De dónde venimos, dónde volvemos
¿Es
España un país de urbanitas que vuelven ocasionalmente a sus pueblos, o
de gente del campo que ha sido forzada a trasladarse a las ciudades
para poder trabajar? En otras palabras, cuando alguien coge el coche, ¿va al pueblo o vuelve al pueblo?
¿Cuál es el punto de partida de los millones de españoles que en Semana
Santa se trasladan de un punto a otro de la península? ¿Su apartamento
en la ciudad o la casa de sus padres en el pueblo? Hace no tanto, el
nuestro era un país rural en el que las ciudades emergían como
mastodontes yermos donde nadie nacía o moría. Clínicamente, uno podía
ser alumbrado o fallecer en la habitación de un hospital en mitad de la
capital, pero simbólicamente uno siempre nacía lejos, en otro lugar más
amable, y volvía para ser enterrado en el limo de donde emergió.
Tan
detestable como mi desprecio me parece la idealización del Pueblo,
convertido en producto de consumo por aquellos que nunca tuvimos uno
El
devenir de los tiempos ha cambiado el sentido de la travesía, y quizá
ya no se venga de los pueblos, sino que se vuelva a ellos. Son, para los
urbanitas que se concentran en la metrópolis o las capitales, el
síncope en un compás de 4/4 que rompe la monotonía del día a día, un
lugar que ya no solo les ayuda a "desconectar" —esa horrible palabra—, sino que les recuerda, cuando el cuadriculado ritmo laboral amenaza con devorar su identidad, que hay un pequeño oasis donde siempre serán ellos mismos, donde siempre habrá alguien que sepa quiénes son.

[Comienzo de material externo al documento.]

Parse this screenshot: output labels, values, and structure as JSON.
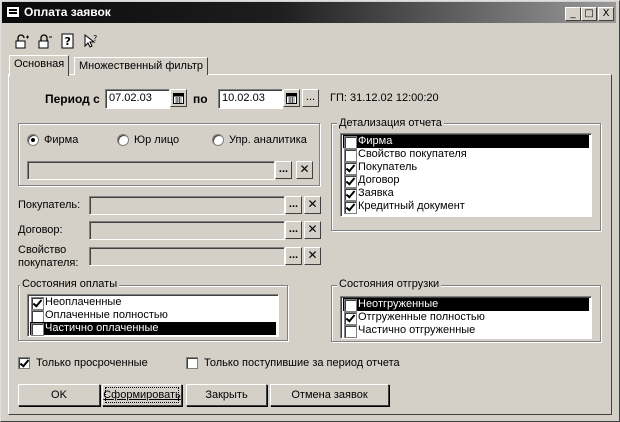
{
  "window": {
    "title": "Оплата заявок",
    "controls": {
      "minimize": "_",
      "maximize": "□",
      "close": "X"
    }
  },
  "toolbar": {
    "icons": [
      "lock-open-icon",
      "lock-closed-icon",
      "help-icon",
      "whats-this-icon"
    ],
    "glyphs": [
      "⛓",
      "⛓",
      "?",
      "⇱"
    ]
  },
  "tabs": [
    "Основная",
    "Множественный фильтр"
  ],
  "period": {
    "label": "Период с",
    "from": "07.02.03",
    "to_label": "по",
    "to": "10.02.03",
    "ellipsis": "...",
    "gp": "ГП:  31.12.02 12:00:20"
  },
  "entity_radio": {
    "options": [
      "Фирма",
      "Юр лицо",
      "Упр. аналитика"
    ],
    "selected": "Фирма"
  },
  "filters": {
    "buyer_label": "Покупатель:",
    "contract_label": "Договор:",
    "property_label_1": "Свойство",
    "property_label_2": "покупателя:",
    "select_glyph": "...",
    "clear_glyph": "✕"
  },
  "detail": {
    "title": "Детализация отчета",
    "items": [
      {
        "label": "Фирма",
        "checked": false,
        "selected": true
      },
      {
        "label": "Свойство покупателя",
        "checked": false,
        "selected": false
      },
      {
        "label": "Покупатель",
        "checked": true,
        "selected": false
      },
      {
        "label": "Договор",
        "checked": true,
        "selected": false
      },
      {
        "label": "Заявка",
        "checked": true,
        "selected": false
      },
      {
        "label": "Кредитный документ",
        "checked": true,
        "selected": false
      }
    ]
  },
  "payment_state": {
    "title": "Состояния оплаты",
    "items": [
      {
        "label": "Неоплаченные",
        "checked": true,
        "selected": false
      },
      {
        "label": "Оплаченные полностью",
        "checked": false,
        "selected": false
      },
      {
        "label": "Частично оплаченные",
        "checked": false,
        "selected": true
      }
    ]
  },
  "shipping_state": {
    "title": "Состояния отгрузки",
    "items": [
      {
        "label": "Неотгруженные",
        "checked": false,
        "selected": true
      },
      {
        "label": "Отгруженные полностью",
        "checked": true,
        "selected": false
      },
      {
        "label": "Частично отгруженные",
        "checked": false,
        "selected": false
      }
    ]
  },
  "options": {
    "overdue_only": {
      "label": "Только просроченные",
      "checked": true
    },
    "received_only": {
      "label": "Только поступившие за период отчета",
      "checked": false
    }
  },
  "buttons": {
    "ok": "OK",
    "build": "Сформировать",
    "close": "Закрыть",
    "cancel_orders": "Отмена заявок"
  }
}
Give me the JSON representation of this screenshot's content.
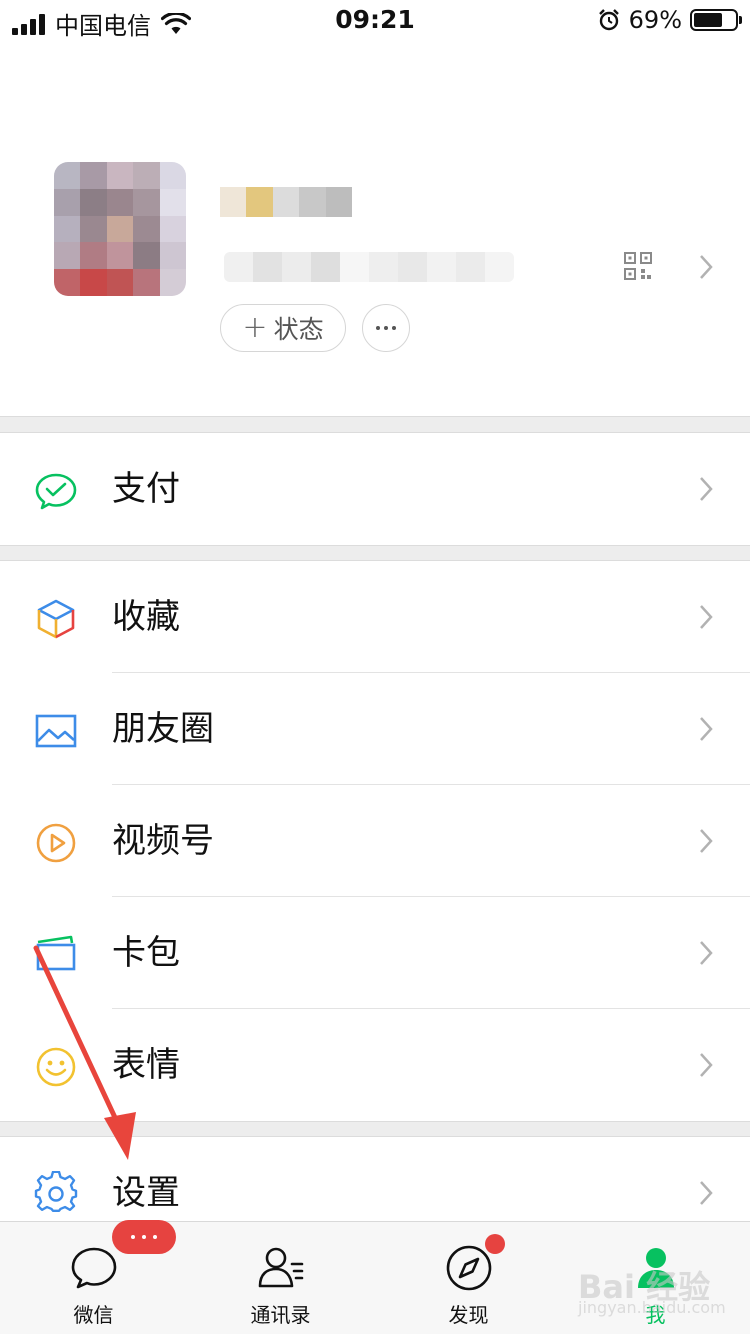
{
  "status_bar": {
    "carrier": "中国电信",
    "time": "09:21",
    "battery_percent": "69%",
    "battery_level": 0.69
  },
  "profile": {
    "status_button_plus": "+",
    "status_button_label": "状态",
    "icons": [
      "qr-code-icon",
      "chevron-right-icon",
      "more-dots-icon"
    ]
  },
  "menu": {
    "pay": "支付",
    "favorites": "收藏",
    "moments": "朋友圈",
    "channels": "视频号",
    "cards": "卡包",
    "stickers": "表情",
    "settings": "设置"
  },
  "tabbar": {
    "chats": "微信",
    "contacts": "通讯录",
    "discover": "发现",
    "me": "我"
  },
  "watermark": {
    "text": "Bai 经验",
    "sub": "jingyan.baidu.com"
  },
  "colors": {
    "accent_green": "#07c160",
    "badge_red": "#e64340",
    "annotation_arrow": "#e8453c",
    "background_gray": "#ededed"
  }
}
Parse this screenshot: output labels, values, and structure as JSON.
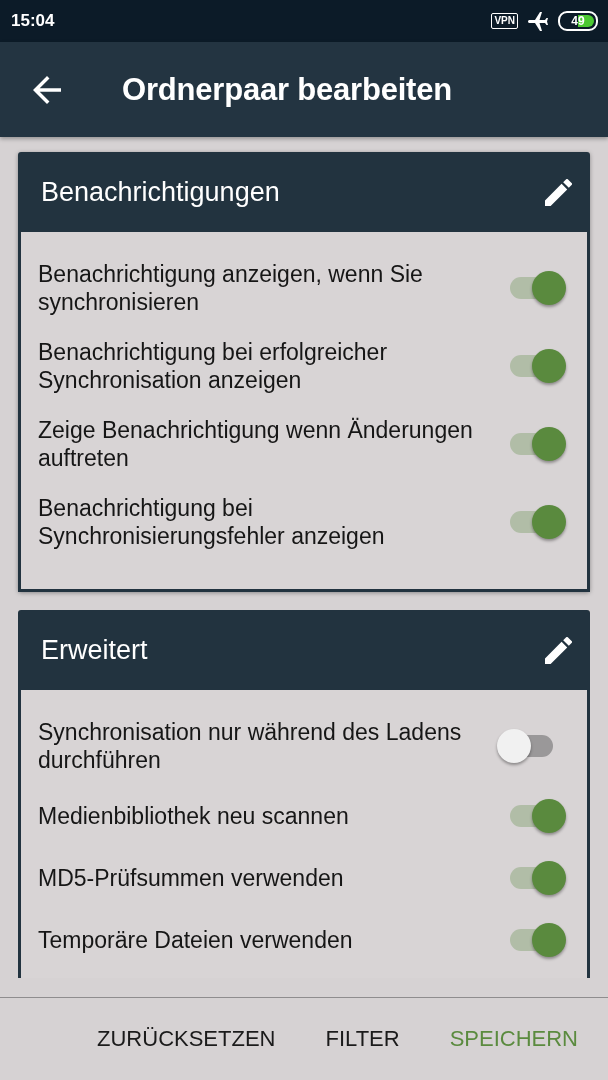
{
  "status_bar": {
    "time": "15:04",
    "vpn": "VPN",
    "battery": "49"
  },
  "app_bar": {
    "title": "Ordnerpaar bearbeiten"
  },
  "sections": [
    {
      "title": "Benachrichtigungen",
      "settings": [
        {
          "label": "Benachrichtigung anzeigen, wenn Sie synchronisieren",
          "on": true
        },
        {
          "label": "Benachrichtigung bei erfolgreicher Synchronisation anzeigen",
          "on": true
        },
        {
          "label": "Zeige Benachrichtigung wenn Änderungen auftreten",
          "on": true
        },
        {
          "label": "Benachrichtigung bei Synchronisierungsfehler anzeigen",
          "on": true
        }
      ]
    },
    {
      "title": "Erweitert",
      "settings": [
        {
          "label": "Synchronisation nur während des Ladens durchführen",
          "on": false
        },
        {
          "label": "Medienbibliothek neu scannen",
          "on": true
        },
        {
          "label": "MD5-Prüfsummen verwenden",
          "on": true
        },
        {
          "label": "Temporäre Dateien verwenden",
          "on": true
        }
      ]
    }
  ],
  "actions": [
    {
      "label": "ZURÜCKSETZEN",
      "primary": false
    },
    {
      "label": "FILTER",
      "primary": false
    },
    {
      "label": "SPEICHERN",
      "primary": true
    }
  ]
}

Por eso tantas familias reinvierten sus ahorros en adquirir una casa en
el lugar donde nacieron. Es un necesario cierre de sentido, la vieja
metáfora del descanso del guerrero; volver al lugar de donde saliste
para terminar tus días, pero también para ser alguien de nuevo (a poder
ser, con el mote de tu infancia) y no un número más en el listín
telefónico.
Durante mucho tiempo, me adherí a la tesis de "pueblo
pequeño, infierno grande", y aún hoy sigo creyendo que el refrán
mexicano tiene gran parte de verdad. Tan detestable como mi pasado
desprecio me parece la falsa idealización del Pueblo, convertido en
producto de 'marketing', generalmente por aquellos que nunca tuvimos
uno. En realidad, no existe "El Pueblo", sino que hay pueblos, de igual
manera que no hay una "Ciudad", sino ciudades, barrios, calles, cada una
con sus circunstancias. Ahora, de mayor, y gracias a mi pareja, puedo
decir que por fin tengo mi propio Pueblo. Nunca podré recuperar la
infancia que perdí, lo sé, pero aprendí una oportuna lección que hoy
resulta especialmente valiosa: nuestra altanería hacia los demás es la
máscara tras la que ocultamos el miedo a darnos cuenta de que perdimos algo que nunca podremos recuperar.